Arguably, yes. Von Neumann's method of measuring utility doesn't work in general, but for our simplistic agent it is OK. Or so one might hope.

Let's assume this is correct. To recapitulate, we then know that if our simplistic agent's preferences satisfy the von Neumann and Morgenstern axioms, then she ranks lotteries by their expected utility. By contraposition: if our agent doesn't rank lotteries by expected utility, then her preferences don't satisfy the axioms.

And now we can run the sequential choice arguments to show that failing to satisfy the axioms is bad idea, for our simplistic agent: the agent will be disposed to incur an avoidable financial loss.

Since failing to satisfy the axioms is a bad idea, and failing to rank lotteries by their expected utility entails failing to satisfy the axioms, we can infer that our agent should rank lotteries by their expected utility.

At this point, we're still stuck with monetary lotteries. The general expected utility rule that we want to defend isn't a rule about lotteries. It isn't a rule for "decision-making under risk", and it only entails such a rule for agents who happen not to care about certain non-local things like fairness or integrity or predictability.

I can only see an abductive argument that takes us beyond lotteries.

Suppose some rule R is the correct general decision rule. In particular, then, R is the correct rule by which our simplistic agent should evaluate monetary lotteries. But we have established (or so we hope) that our simplistic agent should evaluate monetary lotteries by the EU rule. The rule R must therefore coincide with the EU rule when it comes to the evaluation of monetary lotteries by simplistic agents.

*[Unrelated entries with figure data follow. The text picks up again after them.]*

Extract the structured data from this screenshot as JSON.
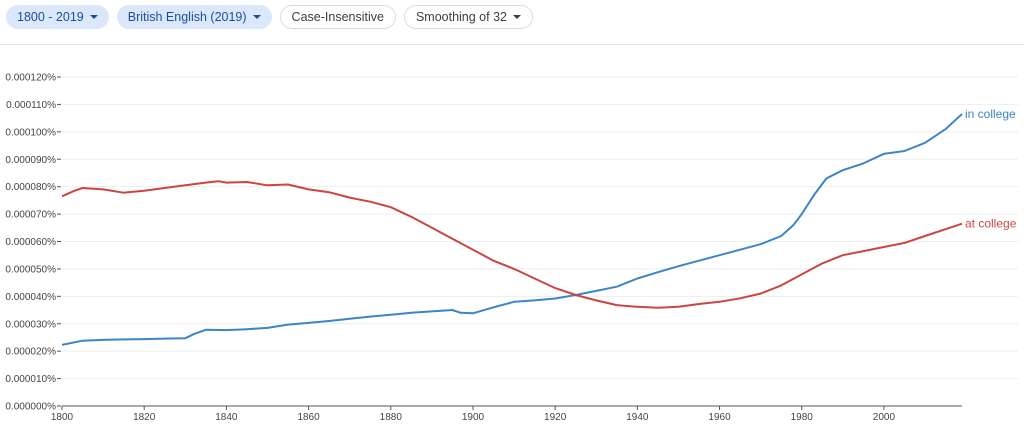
{
  "toolbar": {
    "year_range": "1800 - 2019",
    "corpus": "British English (2019)",
    "case": "Case-Insensitive",
    "smoothing": "Smoothing of 32"
  },
  "colors": {
    "series_1": "#3d85c6",
    "series_2": "#cc4444",
    "grid": "#eeeeee",
    "axis": "#555555"
  },
  "chart_data": {
    "type": "line",
    "xlim": [
      1800,
      2019
    ],
    "ylim": [
      0,
      0.00012
    ],
    "grid": true,
    "legend": "inline-right",
    "x_ticks": [
      "1800",
      "1820",
      "1840",
      "1860",
      "1880",
      "1900",
      "1920",
      "1940",
      "1960",
      "1980",
      "2000"
    ],
    "y_ticks": [
      "0.000000%",
      "0.000010%",
      "0.000020%",
      "0.000030%",
      "0.000040%",
      "0.000050%",
      "0.000060%",
      "0.000070%",
      "0.000080%",
      "0.000090%",
      "0.000100%",
      "0.000110%",
      "0.000120%"
    ],
    "series": [
      {
        "name": "in college",
        "color": "#3d85c6",
        "x": [
          1800,
          1805,
          1810,
          1815,
          1820,
          1825,
          1830,
          1832,
          1835,
          1840,
          1845,
          1850,
          1855,
          1860,
          1865,
          1870,
          1875,
          1880,
          1885,
          1890,
          1895,
          1897,
          1900,
          1905,
          1910,
          1915,
          1920,
          1925,
          1930,
          1935,
          1940,
          1945,
          1950,
          1955,
          1960,
          1965,
          1970,
          1975,
          1978,
          1980,
          1983,
          1986,
          1990,
          1995,
          2000,
          2005,
          2010,
          2015,
          2019
        ],
        "y": [
          2.23e-05,
          2.38e-05,
          2.41e-05,
          2.43e-05,
          2.44e-05,
          2.46e-05,
          2.47e-05,
          2.62e-05,
          2.78e-05,
          2.77e-05,
          2.8e-05,
          2.85e-05,
          2.97e-05,
          3.03e-05,
          3.1e-05,
          3.18e-05,
          3.26e-05,
          3.33e-05,
          3.4e-05,
          3.45e-05,
          3.5e-05,
          3.4e-05,
          3.38e-05,
          3.6e-05,
          3.8e-05,
          3.85e-05,
          3.92e-05,
          4.05e-05,
          4.2e-05,
          4.35e-05,
          4.65e-05,
          4.88e-05,
          5.1e-05,
          5.3e-05,
          5.5e-05,
          5.7e-05,
          5.9e-05,
          6.2e-05,
          6.6e-05,
          7e-05,
          7.7e-05,
          8.3e-05,
          8.6e-05,
          8.85e-05,
          9.2e-05,
          9.3e-05,
          9.6e-05,
          0.000101,
          0.0001065
        ]
      },
      {
        "name": "at college",
        "color": "#cc4444",
        "x": [
          1800,
          1803,
          1805,
          1810,
          1815,
          1820,
          1825,
          1830,
          1835,
          1838,
          1840,
          1845,
          1850,
          1855,
          1860,
          1865,
          1870,
          1875,
          1880,
          1885,
          1890,
          1895,
          1900,
          1905,
          1910,
          1915,
          1920,
          1925,
          1930,
          1935,
          1940,
          1945,
          1950,
          1955,
          1960,
          1965,
          1970,
          1975,
          1980,
          1985,
          1990,
          1995,
          2000,
          2005,
          2010,
          2015,
          2019
        ],
        "y": [
          7.65e-05,
          7.85e-05,
          7.95e-05,
          7.9e-05,
          7.78e-05,
          7.85e-05,
          7.95e-05,
          8.05e-05,
          8.15e-05,
          8.2e-05,
          8.15e-05,
          8.17e-05,
          8.05e-05,
          8.08e-05,
          7.9e-05,
          7.8e-05,
          7.6e-05,
          7.45e-05,
          7.25e-05,
          6.9e-05,
          6.5e-05,
          6.1e-05,
          5.7e-05,
          5.3e-05,
          5e-05,
          4.65e-05,
          4.3e-05,
          4.05e-05,
          3.85e-05,
          3.68e-05,
          3.62e-05,
          3.58e-05,
          3.62e-05,
          3.72e-05,
          3.8e-05,
          3.93e-05,
          4.1e-05,
          4.4e-05,
          4.8e-05,
          5.2e-05,
          5.5e-05,
          5.65e-05,
          5.8e-05,
          5.95e-05,
          6.2e-05,
          6.45e-05,
          6.65e-05
        ]
      }
    ]
  }
}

This is enough to rule out a lot of prominent alternatives to the EU rule. It obviously doesn't show that the R rule is the EU rule. But the EU rule is plausibly the simplest rule that passes this test.

There are a lot of details here that would need to be filled in. Has anyone tried to develop this line of thought?

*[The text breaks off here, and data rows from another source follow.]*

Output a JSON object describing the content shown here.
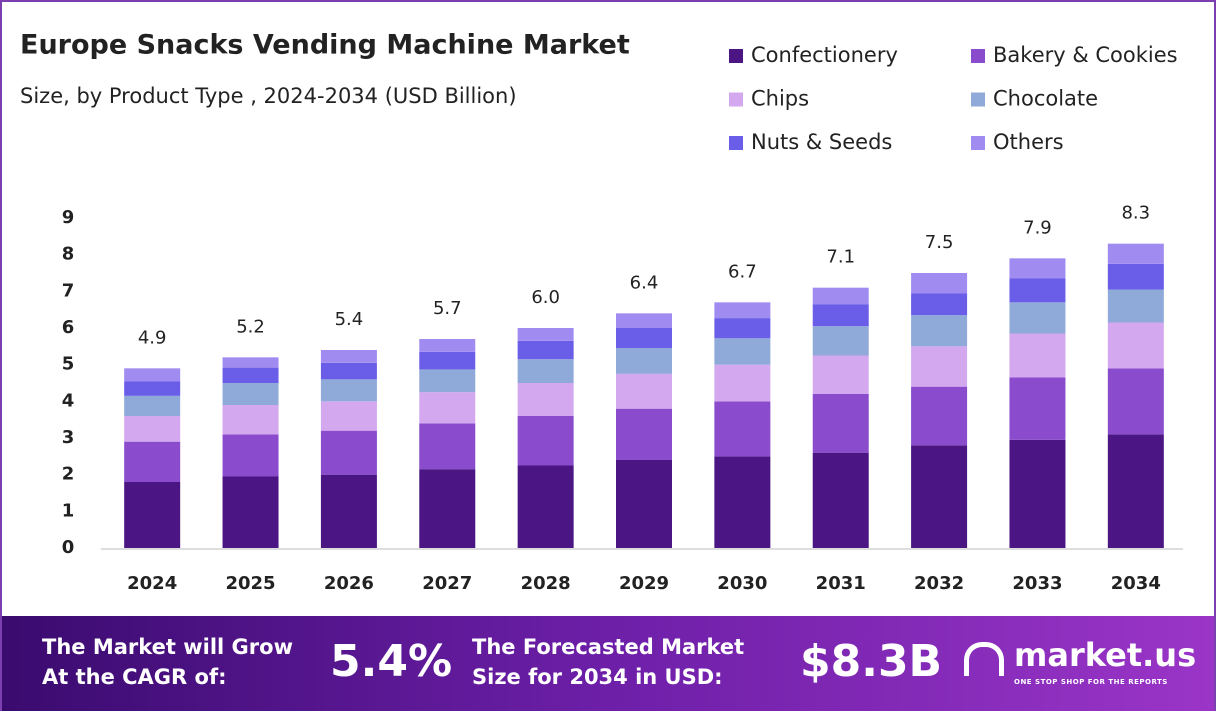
{
  "chart_data": {
    "type": "stacked_bar",
    "title": "Europe Snacks Vending Machine Market",
    "subtitle": "Size, by Product Type , 2024-2034 (USD Billion)",
    "categories": [
      "2024",
      "2025",
      "2026",
      "2027",
      "2028",
      "2029",
      "2030",
      "2031",
      "2032",
      "2033",
      "2034"
    ],
    "series": [
      {
        "name": "Confectionery",
        "color": "#4b1684",
        "values": [
          1.8,
          1.95,
          2.0,
          2.15,
          2.25,
          2.4,
          2.5,
          2.6,
          2.8,
          2.95,
          3.1
        ]
      },
      {
        "name": "Bakery & Cookies",
        "color": "#8a4bcc",
        "values": [
          1.1,
          1.15,
          1.2,
          1.25,
          1.35,
          1.4,
          1.5,
          1.6,
          1.6,
          1.7,
          1.8
        ]
      },
      {
        "name": "Chips",
        "color": "#d3a8ef",
        "values": [
          0.7,
          0.8,
          0.8,
          0.85,
          0.9,
          0.95,
          1.0,
          1.05,
          1.1,
          1.2,
          1.25
        ]
      },
      {
        "name": "Chocolate",
        "color": "#8fa9d8",
        "values": [
          0.55,
          0.6,
          0.6,
          0.62,
          0.65,
          0.7,
          0.72,
          0.8,
          0.85,
          0.85,
          0.9
        ]
      },
      {
        "name": "Nuts & Seeds",
        "color": "#6a5de8",
        "values": [
          0.4,
          0.42,
          0.45,
          0.48,
          0.5,
          0.55,
          0.55,
          0.6,
          0.6,
          0.65,
          0.7
        ]
      },
      {
        "name": "Others",
        "color": "#a08cf0",
        "values": [
          0.35,
          0.28,
          0.35,
          0.35,
          0.35,
          0.4,
          0.43,
          0.45,
          0.55,
          0.55,
          0.55
        ]
      }
    ],
    "totals": [
      4.9,
      5.2,
      5.4,
      5.7,
      6.0,
      6.4,
      6.7,
      7.1,
      7.5,
      7.9,
      8.3
    ],
    "total_value_labels": [
      "4.9",
      "5.2",
      "5.4",
      "5.7",
      "6.0",
      "6.4",
      "6.7",
      "7.1",
      "7.5",
      "7.9",
      "8.3"
    ],
    "ylim": [
      0,
      9
    ],
    "yticks": [
      0,
      1,
      2,
      3,
      4,
      5,
      6,
      7,
      8,
      9
    ]
  },
  "banner": {
    "cagr_text": "The Market will Grow At the CAGR of:",
    "cagr": "5.4%",
    "forecast_text": "The Forecasted Market Size for 2034 in USD:",
    "forecast": "$8.3B",
    "brand": "market.us",
    "tagline": "ONE STOP SHOP FOR THE REPORTS"
  }
}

Cubitt, Robin P. 1996. “Rational Dynamic Choice and Expected Utility Theory.” Oxford Economic Papers 48 (1): 1–19. doi.org/10.1093/oxfordjournals.oep.a028555.
Dreier, James. 1996. “Rational Preference: Decision Theory as a Theory of Practical Rationality.” Theory and Decision 40 (3): 249–76. doi.org/10.1007/BF00134210.
Gustafsson, Johan E. 2022. “Money-Pump Arguments.” Elements in Decision Theory and Philosophy. doi.org/10.1017/9781108754750.
McClennen, Edward F. 1990. Rationality and Dynamic Choice: Foundational Explorations. Cambridge University Press.
von Neumann, John, and Oskar Morgenstern. 1944. Theory of Games and Economic Behavior. Priceton: Princeton University Press.

# on 11 November 2022, 05:04

Apparently (eg 10.1111/tops.12506),

'classical rationality poses a computationally intractable problem; that is, there
exists no general tractable (polynomial-time) process that, for any given situation, selects
an action with maximum expected utility...this setback has been used to argue
against CR and to motivate alternative approaches to rationality.'

People have whinged about expected utility as mixing normativity and description. In the latter case, it is not clear to me whether having a more concave or convex utility curve is more or less rational for lotteries where one has a nonzero probability of dying...viz Harsanyi utilitarianism.

# on 11 November 2022, 21:28

Yes, I'm here only interested in an argument for maximizing expected utility as an ideal. Allowing for non-local outcomes obviously makes the computational problem harder. AIXI has a naively local utility function, but is already incomputable.